Wolfgang Bosbach hat das neue Bleiberecht für langjährig geduldete Ausländer gegen Kritik aus den Ländern verteidigt. Er halte den gefundenen Kompromiss für vertretbar, sagte der stellvertretende Vorsitzende der Unionsfraktion. Zudem sei er Teil eines Gesamtpakets zum Ausländerrecht, das deutliche Verbesserungen etwa bei der Integration und im Kampf gegen den Terrorismus vorsehe und somit schnell in Kraft treten sollte.

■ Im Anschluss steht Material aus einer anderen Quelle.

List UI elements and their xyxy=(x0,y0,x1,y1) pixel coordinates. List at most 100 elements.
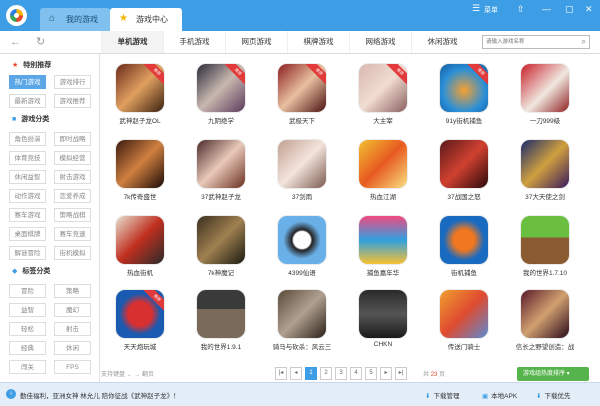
sidebar-item-racing[interactable]: 赛车游戏 xyxy=(9,208,46,222)
sidebar-item-rpg[interactable]: 角色扮演 xyxy=(9,132,46,146)
game-card[interactable]: 推荐 大主宰 xyxy=(348,64,418,136)
page-5-button[interactable]: 5 xyxy=(365,367,377,380)
tab-my-games[interactable]: ⌂ 我的游戏 xyxy=(40,8,110,31)
tab-casual[interactable]: 休闲游戏 xyxy=(411,31,473,53)
last-page-button[interactable]: ▸| xyxy=(395,367,407,380)
tab-standalone[interactable]: 单机游戏 xyxy=(101,31,163,53)
sidebar-item-sim[interactable]: 模拟经营 xyxy=(54,151,91,165)
tab-web[interactable]: 网页游戏 xyxy=(225,31,287,53)
sidebar-tag-levels[interactable]: 闯关 xyxy=(9,360,46,374)
game-card[interactable]: 推荐 武神赵子龙OL xyxy=(105,64,175,136)
sidebar-item-adventure[interactable]: 解谜冒险 xyxy=(9,246,46,260)
game-card[interactable]: 37战国之怒 xyxy=(429,140,499,212)
first-page-button[interactable]: |◂ xyxy=(275,367,287,380)
game-card[interactable]: 7k传奇盛世 xyxy=(105,140,175,212)
sidebar-item-latest[interactable]: 最新游戏 xyxy=(9,94,46,108)
game-thumbnail xyxy=(440,140,488,188)
sidebar-tag-adventure[interactable]: 冒险 xyxy=(9,284,46,298)
sidebar-item-ranking[interactable]: 游戏排行 xyxy=(54,75,91,89)
sidebar-tag-fantasy[interactable]: 魔幻 xyxy=(54,303,91,317)
sidebar-item-tabletop[interactable]: 桌面棋牌 xyxy=(9,227,46,241)
game-thumbnail xyxy=(440,216,488,264)
next-page-button[interactable]: ▸ xyxy=(380,367,392,380)
game-card[interactable]: 传送门骑士 xyxy=(429,290,499,362)
game-name: 我的世界1.7.10 xyxy=(522,270,568,277)
recommend-badge: 推荐 xyxy=(386,64,407,86)
download-priority-link[interactable]: ⬇ 下载优先 xyxy=(536,390,570,400)
minimize-icon[interactable]: — xyxy=(542,4,551,14)
game-card[interactable]: 37武神赵子龙 xyxy=(186,140,256,212)
sidebar-item-action[interactable]: 动作游戏 xyxy=(9,189,46,203)
title-bar: ⌂ 我的游戏 ★ 游戏中心 ☰ 菜单 ⇧ — ▢ ✕ xyxy=(0,0,600,31)
tab-mobile[interactable]: 手机游戏 xyxy=(163,31,225,53)
game-card[interactable]: 一刀999级 xyxy=(510,64,580,136)
game-card[interactable]: 37剑雨 xyxy=(267,140,337,212)
sidebar-tag-puzzle[interactable]: 益智 xyxy=(9,303,46,317)
section-tags: ◆ 标签分类 xyxy=(12,266,50,276)
sidebar-item-puzzle[interactable]: 休闲益智 xyxy=(9,170,46,184)
game-card[interactable]: CHKN xyxy=(348,290,418,362)
sidebar-item-hot[interactable]: 热门游戏 xyxy=(9,75,46,89)
game-card[interactable]: 骑马与砍杀：风云三 xyxy=(267,290,337,362)
game-name: 热血江湖 xyxy=(370,194,396,201)
game-card[interactable]: 信长之野望创造：战 xyxy=(510,290,580,362)
recommend-badge: 推荐 xyxy=(305,64,326,86)
page-2-button[interactable]: 2 xyxy=(320,367,332,380)
game-card[interactable]: 推荐 武极天下 xyxy=(267,64,337,136)
tab-online[interactable]: 网络游戏 xyxy=(349,31,411,53)
local-apk-link[interactable]: ▣ 本地APK xyxy=(482,390,517,400)
game-card[interactable]: 我的世界1.7.10 xyxy=(510,216,580,288)
prev-page-button[interactable]: ◂ xyxy=(290,367,302,380)
announcement-icon: i xyxy=(6,389,16,399)
page-4-button[interactable]: 4 xyxy=(350,367,362,380)
menu-button[interactable]: 菜单 xyxy=(484,5,498,15)
download-icon: ⬇ xyxy=(425,393,431,400)
sidebar-item-sports[interactable]: 体育竞技 xyxy=(9,151,46,165)
game-thumbnail: 推荐 xyxy=(116,290,164,338)
tab-game-center[interactable]: ★ 游戏中心 xyxy=(110,8,182,31)
sidebar-tag-fps[interactable]: FPS xyxy=(54,360,91,374)
game-thumbnail xyxy=(197,140,245,188)
page-3-button[interactable]: 3 xyxy=(335,367,347,380)
recommend-badge: 推荐 xyxy=(143,64,164,86)
close-icon[interactable]: ✕ xyxy=(585,4,593,14)
sidebar-tag-casual[interactable]: 休闲 xyxy=(54,341,91,355)
download-manager-link[interactable]: ⬇ 下载管理 xyxy=(425,390,459,400)
sidebar-item-speed[interactable]: 赛车竞速 xyxy=(54,227,91,241)
skin-icon[interactable]: ☰ xyxy=(472,3,480,13)
game-card[interactable]: 热血江湖 xyxy=(348,140,418,212)
page-1-button[interactable]: 1 xyxy=(305,367,317,380)
sidebar-item-rts[interactable]: 即时战略 xyxy=(54,132,91,146)
sidebar-tag-classic[interactable]: 经典 xyxy=(9,341,46,355)
collapse-icon[interactable]: ⇧ xyxy=(517,4,525,14)
game-card[interactable]: 推荐 91y街机捕鱼 xyxy=(429,64,499,136)
tab-board[interactable]: 棋牌游戏 xyxy=(287,31,349,53)
back-icon[interactable]: ← xyxy=(10,35,21,49)
sidebar-tag-strategy[interactable]: 策略 xyxy=(54,284,91,298)
announcement-text[interactable]: 勤佳福利，亚洲女神 林允儿 陪你征战《武神赵子龙》！ xyxy=(20,390,180,400)
game-card[interactable]: 推荐 九阴绝学 xyxy=(186,64,256,136)
sidebar-item-dating[interactable]: 恋爱养成 xyxy=(54,189,91,203)
sidebar-tag-easy[interactable]: 轻松 xyxy=(9,322,46,336)
refresh-icon[interactable]: ↻ xyxy=(36,35,45,49)
game-card[interactable]: 7k神魔记 xyxy=(186,216,256,288)
search-icon[interactable]: ⌕ xyxy=(582,37,586,47)
sidebar: ★ 特别推荐 热门游戏 游戏排行 最新游戏 游戏推荐 ■ 游戏分类 角色扮演 即时战… xyxy=(0,54,100,382)
game-card[interactable]: 推荐 天天炮玩城 xyxy=(105,290,175,362)
section-featured: ★ 特别推荐 xyxy=(12,60,51,70)
game-card[interactable]: 我的世界1.9.1 xyxy=(186,290,256,362)
sort-button[interactable]: 游戏组热度排序 ▾ xyxy=(517,367,589,381)
sidebar-tag-shooting[interactable]: 射击 xyxy=(54,322,91,336)
game-card[interactable]: 37大天使之剑 xyxy=(510,140,580,212)
search-input[interactable] xyxy=(483,36,573,48)
game-card[interactable]: 4399仙语 xyxy=(267,216,337,288)
sidebar-item-strategy[interactable]: 策略战棋 xyxy=(54,208,91,222)
sidebar-item-recommend[interactable]: 游戏推荐 xyxy=(54,94,91,108)
game-card[interactable]: 捕鱼嘉年华 xyxy=(348,216,418,288)
sidebar-item-arcade[interactable]: 街机模拟 xyxy=(54,246,91,260)
sidebar-item-shooter[interactable]: 射击游戏 xyxy=(54,170,91,184)
total-suffix: 页 xyxy=(439,372,446,378)
maximize-icon[interactable]: ▢ xyxy=(565,4,574,14)
game-card[interactable]: 热血街机 xyxy=(105,216,175,288)
game-card[interactable]: 街机捕鱼 xyxy=(429,216,499,288)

Moderation: Friedbert Meurer | 23.02.2007
    Friedbert Meurer: Dieser Kompromiss, den die Große Koalition zum Bleiberecht zuletzt gefunden hatte, und an dem Sie beteiligt waren, wie gut finden Sie persönlich den?

    Wolfgang Bosbach: Ich halte den Kompromiss, den wir gefunden haben, für vertretbar, insbesondere unter Berücksichtigung der Tatsache, dass der Kompromiss zum Bleiberecht Bestandteil eines Gesamtpaketes ist, das man auch insgesamt würdigen muss. Das ist zum einen die Umsetzung von elf Richtlinien der Europäischen Union zum Ausländerrecht in nationales Recht, das müssen wir ohnehin tun. Aber wir haben auch eine ganze Menge von zusätzlichen Maßnahmen vorgesehen, nämlich eine Verbesserung bei der Integration, vor allen Dingen bei den Sprachkursen, den Nachweis von deutschen Sprachkenntnissen schon bei der Einreise beim Familiennachzug, das wird die Integration in Deutschland wesentlich verbessern, und auch bessere Vorschriften zur Gefahrenabwehr beim Kampf gegen den internationalen Terrorismus. Also es wäre wirklich schade, wenn wir diese Maßnahmen in der Koalition nicht beschließen würden.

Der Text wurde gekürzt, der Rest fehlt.